ALICE AND THE children rode in the truck with Cronin but he would not let them wait with him at the station—not that Alice wanted to. At first, Henry thought that they were off for a grand family adventure, but when he was told that only Tom would be getting on the train he started up with the tears, a signal to the baby to start crying. Soon both of them were in full clamor. Henry didn’t want Tom to leave and it was no fair that he had to stay behind. Why couldn’t he go with Tom, and Gracie would stay with Mommy? This wasn’t the good-bye that Cronin wanted; my God, he didn’t want any sort of good-bye, and certainly not this. Alice gave up trying to quiet the children and when Cronin looked at her amid the wailing he saw her own eyes shining with tears about to fall.

It was twenty minutes to the Rhinecliff station and when they arrived Cronin idled the truck and grabbed his valise from the back. He pulled the envelope that Gavigan had given him out of his pocket and fished out a few bills, which he stuffed into his wallet. The rest he gave to Alice.

“What’s this?” she said.

“Buy them some ice cream,” he said.

“But where did this—”

“Take it,” he said, and she did. He looked straight at her and when he leaned into her she gave him a quick, fierce hug. He said nothing more, and he only once looked over his shoulder as Alice drove off, the baby in a basket at her side and Henry in the rear window calling, Tom! Tom!

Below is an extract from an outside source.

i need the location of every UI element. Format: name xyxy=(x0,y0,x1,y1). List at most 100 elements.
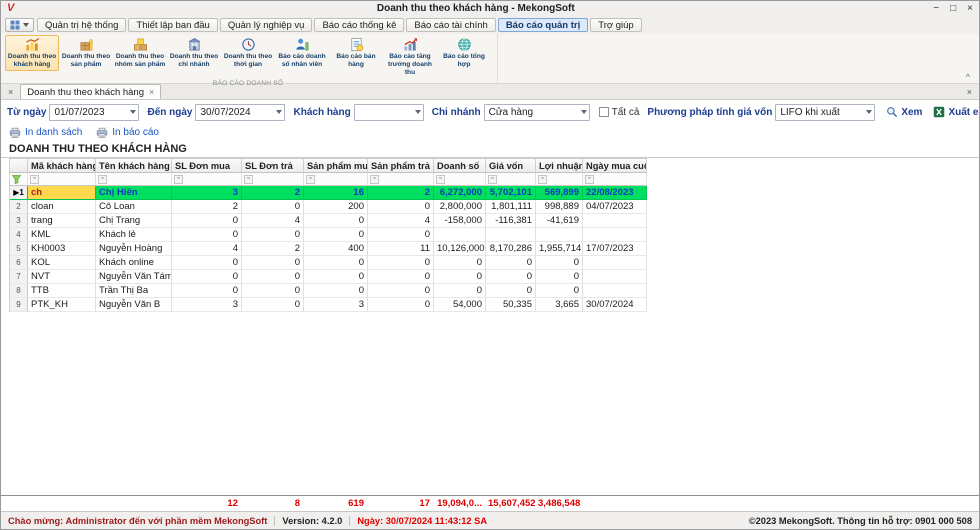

JUST TELL ME the truth. That was one of the first things Alice had ever said to him, when he showed up at the farm with nothing but the bag in his hand. Gavigan had sent him upstate chasing a bad debt, but as the train lurched along the Hudson River, he had resolved that he would not go back. That he was done. It was early in the morning, the light was on the opposite bank, and the mist was so thick and the water so close to the mountains that the scene conjured for him the landscape outside Glengarriff, his boyhood home. He thought of the days before he had left for Cork and started heaping sin on top of sin. In Ireland during the war, it had been about making sure the Irish were in charge, and then it became about making sure the right Irish were in charge, but it was also about blood, and how much you could spill, and how the stain never left you. It might have been for a good cause, but he couldn’t tell himself that any longer, not once he went to work for Gavigan.

That day, when he stepped off the train at this very platform, he wasn’t thinking about starting fresh. He was thinking only of stopping. He shuffled as if in a daze into the station, where a hand-lettered note on a bulletin board read HELP WANTED. He might not have given it another look but the second line promised HONEST LABOR and Cronin thought maybe that could be a remedy for his years in the city. He wasn’t seeking wages. He was a country boy who needed dirt on his hands and the sun on his face.